На последнем отрезке пути он размышлял об убийстве. Проходя по Стройет, уже без шляпы, которую неизвестно где потерял, он представлял себе, как кладет руки на шею Амалии и сжимает ее, чтобы наконец-то обрести покой, но эта фантазия мгновенно сменялась другой, в которой он заверяет ее в своей любви, и тут же эта картинка сменялась третьей, где он читает ей вслух французский роман – в декорациях, которые постепенно бледнеют, потому что он пытается вспомнить, как он занимался с ней любовью, и, взбегая вверх по лестнице «Англетера», он вдруг осознал, что не помнит ее обнаженного тела.

Он мог представить себе самые разные сценарии их встречи, но вот того, что никого в номере не окажется, он вообразить не мог.
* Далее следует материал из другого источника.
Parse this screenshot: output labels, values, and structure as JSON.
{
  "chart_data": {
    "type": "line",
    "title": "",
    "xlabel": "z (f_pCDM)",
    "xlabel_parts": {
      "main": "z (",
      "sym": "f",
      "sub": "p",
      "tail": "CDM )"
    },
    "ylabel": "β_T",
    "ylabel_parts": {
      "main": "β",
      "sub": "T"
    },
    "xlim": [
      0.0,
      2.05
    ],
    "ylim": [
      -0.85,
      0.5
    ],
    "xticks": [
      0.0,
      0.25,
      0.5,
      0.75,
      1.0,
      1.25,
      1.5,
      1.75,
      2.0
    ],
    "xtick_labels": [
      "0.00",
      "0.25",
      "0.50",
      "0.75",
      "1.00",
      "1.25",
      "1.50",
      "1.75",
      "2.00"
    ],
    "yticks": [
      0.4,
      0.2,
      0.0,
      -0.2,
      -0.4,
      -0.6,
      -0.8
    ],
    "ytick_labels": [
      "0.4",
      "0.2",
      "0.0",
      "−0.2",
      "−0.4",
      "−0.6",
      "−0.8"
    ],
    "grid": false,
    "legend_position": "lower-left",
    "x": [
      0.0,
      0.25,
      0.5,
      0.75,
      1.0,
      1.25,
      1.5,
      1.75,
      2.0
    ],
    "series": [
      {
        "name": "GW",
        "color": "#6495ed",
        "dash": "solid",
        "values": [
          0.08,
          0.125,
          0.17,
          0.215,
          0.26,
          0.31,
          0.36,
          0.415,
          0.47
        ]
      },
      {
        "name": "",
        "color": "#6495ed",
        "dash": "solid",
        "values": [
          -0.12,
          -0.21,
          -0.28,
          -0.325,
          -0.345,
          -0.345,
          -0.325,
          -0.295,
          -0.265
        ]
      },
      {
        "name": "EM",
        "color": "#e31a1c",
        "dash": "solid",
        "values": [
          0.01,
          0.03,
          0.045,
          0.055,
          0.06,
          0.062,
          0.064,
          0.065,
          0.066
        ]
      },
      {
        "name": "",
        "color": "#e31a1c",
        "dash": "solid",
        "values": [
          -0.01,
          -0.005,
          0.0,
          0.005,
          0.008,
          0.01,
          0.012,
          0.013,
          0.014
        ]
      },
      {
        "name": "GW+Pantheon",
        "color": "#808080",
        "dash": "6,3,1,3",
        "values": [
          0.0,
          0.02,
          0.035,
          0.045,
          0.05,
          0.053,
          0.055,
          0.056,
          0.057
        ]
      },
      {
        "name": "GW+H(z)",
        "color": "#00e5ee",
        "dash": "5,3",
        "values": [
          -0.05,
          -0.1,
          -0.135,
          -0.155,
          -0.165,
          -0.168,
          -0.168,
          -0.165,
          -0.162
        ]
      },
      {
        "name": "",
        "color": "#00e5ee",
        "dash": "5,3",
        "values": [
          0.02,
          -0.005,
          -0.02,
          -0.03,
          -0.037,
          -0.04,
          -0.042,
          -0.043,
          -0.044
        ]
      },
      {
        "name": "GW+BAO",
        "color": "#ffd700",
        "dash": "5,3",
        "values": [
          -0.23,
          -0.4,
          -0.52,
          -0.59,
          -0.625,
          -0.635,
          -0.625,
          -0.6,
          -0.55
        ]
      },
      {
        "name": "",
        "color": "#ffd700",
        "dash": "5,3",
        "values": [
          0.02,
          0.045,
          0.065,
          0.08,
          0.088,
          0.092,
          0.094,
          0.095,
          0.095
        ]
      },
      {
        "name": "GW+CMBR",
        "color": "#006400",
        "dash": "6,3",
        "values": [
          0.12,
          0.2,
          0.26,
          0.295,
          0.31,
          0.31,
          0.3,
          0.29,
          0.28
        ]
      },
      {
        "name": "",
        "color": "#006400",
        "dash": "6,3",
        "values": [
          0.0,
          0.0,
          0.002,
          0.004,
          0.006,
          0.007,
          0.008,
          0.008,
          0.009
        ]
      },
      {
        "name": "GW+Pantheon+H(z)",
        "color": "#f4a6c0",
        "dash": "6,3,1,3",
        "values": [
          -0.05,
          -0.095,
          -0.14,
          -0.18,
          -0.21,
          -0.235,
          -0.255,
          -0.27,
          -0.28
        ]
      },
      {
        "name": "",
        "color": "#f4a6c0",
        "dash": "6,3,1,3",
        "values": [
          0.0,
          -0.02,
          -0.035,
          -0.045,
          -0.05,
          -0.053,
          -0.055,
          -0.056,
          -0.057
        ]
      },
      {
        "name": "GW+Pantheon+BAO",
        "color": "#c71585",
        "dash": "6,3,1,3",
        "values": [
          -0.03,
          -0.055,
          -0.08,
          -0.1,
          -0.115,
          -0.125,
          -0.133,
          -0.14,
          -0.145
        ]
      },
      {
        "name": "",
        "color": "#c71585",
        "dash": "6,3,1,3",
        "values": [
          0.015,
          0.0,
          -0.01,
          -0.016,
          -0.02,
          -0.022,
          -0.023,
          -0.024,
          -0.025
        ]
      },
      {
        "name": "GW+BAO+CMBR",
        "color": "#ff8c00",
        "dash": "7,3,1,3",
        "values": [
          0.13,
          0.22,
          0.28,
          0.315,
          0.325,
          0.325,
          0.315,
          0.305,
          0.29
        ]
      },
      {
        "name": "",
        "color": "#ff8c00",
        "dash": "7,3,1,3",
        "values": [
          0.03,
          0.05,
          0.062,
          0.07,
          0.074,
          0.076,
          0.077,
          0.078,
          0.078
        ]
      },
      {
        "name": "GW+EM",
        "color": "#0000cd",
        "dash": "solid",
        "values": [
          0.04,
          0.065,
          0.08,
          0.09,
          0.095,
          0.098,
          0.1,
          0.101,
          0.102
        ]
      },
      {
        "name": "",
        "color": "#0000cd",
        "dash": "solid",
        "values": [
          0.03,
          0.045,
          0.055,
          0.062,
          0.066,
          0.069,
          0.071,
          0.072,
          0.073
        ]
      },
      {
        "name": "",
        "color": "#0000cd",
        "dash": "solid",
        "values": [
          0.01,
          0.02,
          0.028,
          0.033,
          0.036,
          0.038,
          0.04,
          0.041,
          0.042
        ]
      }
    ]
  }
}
Обрывки бесконечных воображаемых диалогов, которые он уже давным-давно проговорил, все еще звучали в его голове, и ему пришлось методично обыскать все комнаты номера и все шкафы, и только тогда он понял, что она ушла. Оставила она лишь несколько слов – на плотной белой карточке, которую положила под подушку, потому что знала: он не просто вернется обратно, он будет повсюду искать ее следы. Текст на карточке был одновременно и наивным, и надменным. Он был написан гостиничной перьевой ручкой, и вот что Карл Лауриц прочитал: «Я больше не хочу Вас видеть. Не ищите меня нигде, особенно на улице Даннеброг, 17».

Поженились они неделю спустя.

Свадьба была организована полностью в стиле Карла Лаурица. Он использовал всю свою энергию и всю предприимчивость, чтобы, несмотря на недостаток времени, обеспечить хотя бы внешнюю сторону мероприятия. И если венчание несколько раз все же оказывалось под угрозой срыва, то вовсе не потому, что остались неулаженными какие-то практические вопросы. Карл Лауриц собрал все необходимые бумаги, включая разрешение от Кристофера Людвига – разрешение это было необходимо из-за юного возраста Амалии. Он разослал приглашения всем своим случайным знакомым, принимавшим участие в запуске дирижабля. Он поместил объявление в газеты, чтобы свадьба послужила заодно и рекламной кампанией его предприятия. Он договорился со священником, пригласил Кристофера Людвига, сестер Амалии и Гумму, нашел извозчика, в повозку которого мог влезть трехколесный велосипед, заказал цветочные композиции для церкви и продумал до мельчайших подробностей свадебный ужин. И тем не менее все чуть было не сорвалось. На мой взгляд, свадьба вообще состоялась лишь по какой-то счастливой случайности. Дело в том, что утром перед венчанием Амалия несколько раз меняла свое мнение и посылала одну из сестер, помогавших ей одеваться, с записками к Карлу Лаурицу. В записках она писала: «Нет, я никак не могу, это слишком серьезное решение, а у нас было так мало времени чтобы подумать, а ты, на самом деле, просто животное, Карл, ты, с твоим прошлым, о котором ты мне никогда не рассказывал, нет, я не могу, мой милый, давай отложим!»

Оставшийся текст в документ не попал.